Et aujourd’hui comme hier, les nouvelles formes de diffusion de l’information inquiètent en même temps qu’elles captivent le monde des journaux papier. En 1980, craignant notamment l’avènement de la télévision satellitaire, l’Association suisse des éditeurs de journaux accorde la priorité « à son action dans le domaine des nouveaux moyens et des nouvelles techniques d’information », se voulant « résolument tournée vers l’avenir. » Deux ans plus tard, la thématique des « nouveaux médias » constitue le cœur des discussions de son Assemblée générale à Baden.

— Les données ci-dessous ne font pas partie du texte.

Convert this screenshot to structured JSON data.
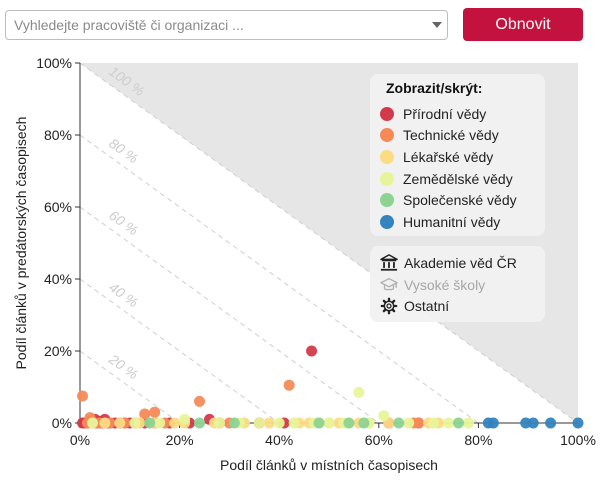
{
  "search": {
    "placeholder": "Vyhledejte pracoviště či organizaci ..."
  },
  "button": {
    "label": "Obnovit"
  },
  "legend": {
    "title": "Zobrazit/skrýt:",
    "fields": [
      {
        "label": "Přírodní vědy",
        "color": "#d23a4c"
      },
      {
        "label": "Technické vědy",
        "color": "#f58a57"
      },
      {
        "label": "Lékařské vědy",
        "color": "#fcdb85"
      },
      {
        "label": "Zemědělské vědy",
        "color": "#e8f49a"
      },
      {
        "label": "Společenské vědy",
        "color": "#8dd392"
      },
      {
        "label": "Humanitní vědy",
        "color": "#3383be"
      }
    ],
    "institutions": [
      {
        "label": "Akademie věd ČR",
        "icon": "building-columns-icon",
        "active": true
      },
      {
        "label": "Vysoké školy",
        "icon": "graduation-cap-icon",
        "active": false
      },
      {
        "label": "Ostatní",
        "icon": "gear-icon",
        "active": true
      }
    ]
  },
  "chart_data": {
    "type": "scatter",
    "xlabel": "Podíl článků v místních časopisech",
    "ylabel": "Podíl článků v predátorských časopisech",
    "xlim": [
      0,
      100
    ],
    "ylim": [
      0,
      100
    ],
    "x_ticks": [
      "0%",
      "20%",
      "40%",
      "60%",
      "80%",
      "100%"
    ],
    "y_ticks": [
      "0%",
      "20%",
      "40%",
      "60%",
      "80%",
      "100%"
    ],
    "diagonal_labels": [
      "20 %",
      "40 %",
      "60 %",
      "80 %",
      "100 %"
    ],
    "grid": false,
    "legend_position": "top-right",
    "series": [
      {
        "name": "Přírodní vědy",
        "points": [
          [
            0.5,
            0
          ],
          [
            1,
            0
          ],
          [
            1.5,
            0
          ],
          [
            2,
            0.5
          ],
          [
            2.5,
            0
          ],
          [
            3,
            1
          ],
          [
            3.5,
            0
          ],
          [
            4,
            0.5
          ],
          [
            4.5,
            0
          ],
          [
            5,
            1
          ],
          [
            5.5,
            0
          ],
          [
            6,
            0
          ],
          [
            7,
            0
          ],
          [
            8,
            0
          ],
          [
            9,
            0
          ],
          [
            10,
            0
          ],
          [
            11,
            0
          ],
          [
            13,
            0
          ],
          [
            15,
            0
          ],
          [
            18,
            0
          ],
          [
            22,
            0
          ],
          [
            26,
            1
          ],
          [
            28,
            0
          ],
          [
            36,
            0
          ],
          [
            41,
            0
          ],
          [
            46.5,
            20
          ],
          [
            62,
            0
          ],
          [
            68,
            0
          ]
        ]
      },
      {
        "name": "Technické vědy",
        "points": [
          [
            0.5,
            7.5
          ],
          [
            1.5,
            0
          ],
          [
            2,
            1.5
          ],
          [
            3,
            0
          ],
          [
            4,
            0
          ],
          [
            6,
            0
          ],
          [
            9,
            0
          ],
          [
            13,
            2.5
          ],
          [
            15,
            3
          ],
          [
            17,
            0
          ],
          [
            24,
            6
          ],
          [
            30,
            0
          ],
          [
            42,
            10.5
          ],
          [
            67,
            0
          ],
          [
            68,
            0
          ]
        ]
      },
      {
        "name": "Lékařské vědy",
        "points": [
          [
            5,
            0
          ],
          [
            8,
            0
          ],
          [
            12,
            0
          ],
          [
            15,
            0
          ],
          [
            19,
            0
          ],
          [
            21,
            0
          ],
          [
            27,
            0
          ],
          [
            33,
            0
          ],
          [
            38,
            0
          ],
          [
            44,
            0
          ],
          [
            46,
            0
          ],
          [
            48,
            0
          ],
          [
            50,
            0
          ],
          [
            52,
            0
          ],
          [
            54,
            0
          ],
          [
            56,
            0
          ],
          [
            58,
            0
          ],
          [
            62,
            0
          ],
          [
            70,
            0
          ],
          [
            72,
            0
          ]
        ]
      },
      {
        "name": "Zemědělské vědy",
        "points": [
          [
            2.5,
            0
          ],
          [
            11,
            0
          ],
          [
            16,
            0
          ],
          [
            21,
            1
          ],
          [
            28,
            0
          ],
          [
            32,
            0
          ],
          [
            36,
            0
          ],
          [
            40,
            0
          ],
          [
            43,
            0
          ],
          [
            47,
            0
          ],
          [
            50,
            0
          ],
          [
            53,
            0
          ],
          [
            56,
            8.5
          ],
          [
            58,
            0
          ],
          [
            61,
            2
          ],
          [
            66,
            0
          ],
          [
            71,
            0
          ],
          [
            74,
            0
          ],
          [
            78,
            0
          ]
        ]
      },
      {
        "name": "Společenské vědy",
        "points": [
          [
            14,
            0
          ],
          [
            24,
            0
          ],
          [
            31,
            0
          ],
          [
            48,
            0
          ],
          [
            54,
            0
          ],
          [
            57,
            0
          ],
          [
            64,
            0
          ],
          [
            76,
            0
          ]
        ]
      },
      {
        "name": "Humanitní vědy",
        "points": [
          [
            82,
            0
          ],
          [
            83,
            0
          ],
          [
            89.5,
            0
          ],
          [
            91,
            0
          ],
          [
            94.5,
            0
          ],
          [
            100,
            0
          ]
        ]
      }
    ]
  }
}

A cette occasion, son président Max U. Rapold, également rédacteur en chef du quotidien Schaffhauser Nachrichten, invite ses condisciples à « ne pas rester à l’écart de ce qu’on appelle les nouveaux médias » et les enjoint au contraire à « participer à leur mise sur pied ».
Tel-Sat: les éditeurs suisses se saisissent du satellite
Cette stratégie a d’ailleurs été prise au mot par une poignée d’éditeurs de journaux et de publicitaires romands et alémaniques. En effet, au mois de mai 1980, ils fondent Tel-Sat avec l’aspiration d’en faire la première entreprise suisse de télévision satellite. Trois ans plus tôt, lors d’une conférence de l’Union internationale des télécommunications, la Suisse et les autres pays membres de l’institution recevaient une position orbitale et cinq canaux de diffusion. Depuis, la course à la télévision satellitaire est lancée en Europe et rien ne semble bouger du côté de la SSR. L’objectif des promoteurs de Tel-Sat est donc de ne pas se laisser doubler par la concurrence nationale et internationale sur ce nouveau terrain médiatique et technologique.
A la tête de l’initiative, on trouve le genevois Jean-Claude Nicole, ancien patron du journal aujourd’hui disparu La Suisse. Lors de la conférence de presse durant laquelle il présente Tel-Sat au grand public, il conclut son intervention en ces termes:
Mais Tel-Sat ne verra pas le jour. Ses promoteurs n’obtiendront pas la concession nécessaire du Département fédéral des transports, de la communication et de l’énergie pour diffuser leurs programmes. Nous reviendrons certainement sur les raisons de cet échec. Quoiqu’il en soit, cette initiative démontre que la mobilisation de la presse dans le contexte de la digitalisation actuelle de l’audiovisuel n’est pas une exception: ces milieux sont depuis longtemps attentifs aux progrès technologiques qui traversent l’histoire des médias. Et ils tentent, bon gré mal gré, de ne pas se laisser dépasser par ces évolutions que l’on qualifie peut-être trop facilement de révolutions.
Références
Archives cantonales vaudoises, PP 888 101, Télévision par satellite (1980-1987).
Ursula Ganz-Blättler, Theo Mäusli, « Télévision » dans le Dictionnaire historique de la Suisse en ligne.
« Grandeur de la servitude », L’Express, 6.6.80.
« Des problèmes de poids pour les éditeurs de journaux », L’Express, 8.11.82.